There is never a good time for any of this stuff to happen. But with everyone on lockdown, with time to digest and reflect upon the issues surrounding the murder of George Floyd, perhaps this is as good a time as any. Amidst the usual cut and thrust of daft and exhausting lives, we just don’t have the will or the capacity to sit down and really examine the injustices that surround us and our own personal roles in their continued existence.

A normal, pre-lockdown me would have observed all of this stuff with fleeting sadness and frustration before quickly numbing out the difficult and complex questions it raises. I am so well practised in just blocking shit out.

But the Covid pandemic has forced me to take my foot off the gas, lounge around in my tracksuit bottoms all day and find the time to face my demons a bit more than usual. I won’t bore you with it all here but the top line conclusions are: yes, I have been complicit in a variety of social ills my entire adult life, from greed, consumerism, economic exploitation and environmental destruction plus the whole ugly spectrum of prejudices, from racial to sexual and everything in between.

Screw that: I’m done virtue signalling

I’m no angel. But I’m no different to 90 per cent of people. What can I do about it? I have a mortgage to pay and kids to feed and just don’t have the balls to abandon the socioeconomic systems that facilitate my family’s survival. But perhaps I could be 10 per cent better at everything. Take responsibility for the impact my actions have on the wider world. I used to refuse to separate out all the recycling because China were opening about a billion toxic factories a day. So what difference would my actions make? Then I realised that whatever China did was beyond my control; all I could do was remember to put the cardboard in one box and the plastic in another.
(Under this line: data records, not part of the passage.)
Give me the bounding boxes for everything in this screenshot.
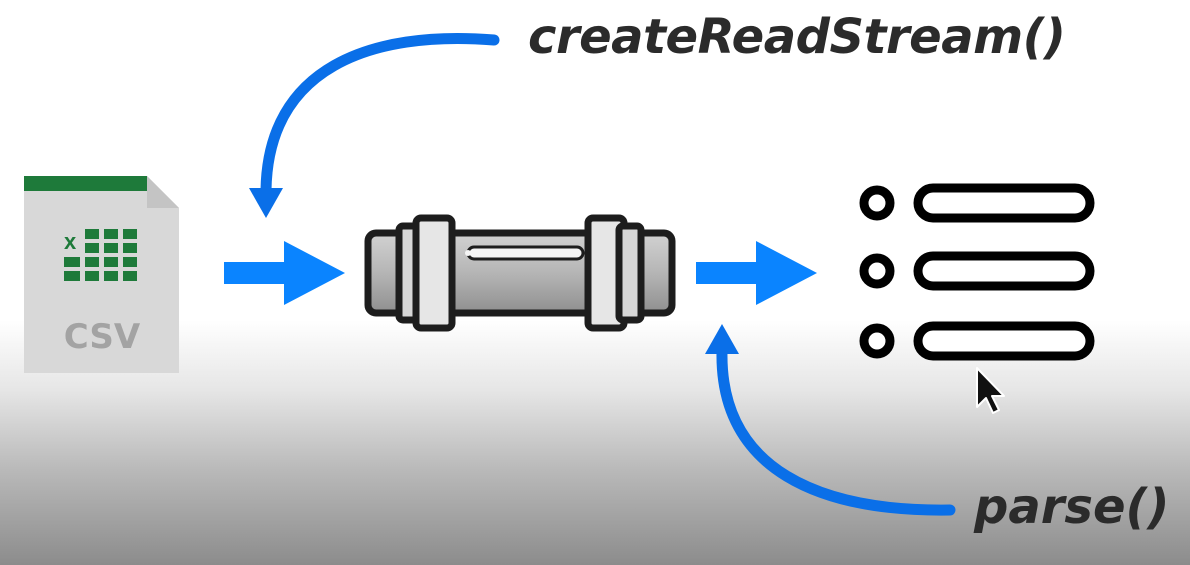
curved-arrow-up-icon	[705, 324, 956, 516]
arrow-right-icon	[224, 241, 345, 305]
csv-label: CSV	[64, 317, 141, 357]
arrow-right-icon	[696, 241, 817, 305]
curved-arrow-down-icon	[249, 32, 500, 218]
mouse-pointer-icon	[976, 367, 1005, 414]
excel-x-letter: x	[64, 229, 77, 254]
parse-label: parse()	[974, 479, 1170, 535]
create-read-stream-label: createReadStream()	[528, 9, 1066, 65]
list-icon	[859, 183, 1095, 361]
pipe-icon	[364, 214, 676, 332]
csv-file-icon: x CSV	[24, 176, 179, 373]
I’ve loudly declared my opposition to racial prejudice my whole life. I was raised that way. But posturing is almost part of the problem: dickheads like me can breeze through life hiring white people 95 per cent of the time while making sure to post trite, liberal-sounding memes on Facebook to show our white liberal mates that our hearts are in the right place. Screw that: I’m done virtue signalling. I will read the books, watch the movies, binge on the TV shows that are created by the victims of prejudice. I will immerse myself in that stuff so that a new, more honest narrative might become slowly embedded in my mind. And maybe then I will know how to change my behaviour. Is that the best I can do? Probably not. I could do much more. Maybe one day I will. Either way, I guess I’m probably going to hell. But, you know, whatever.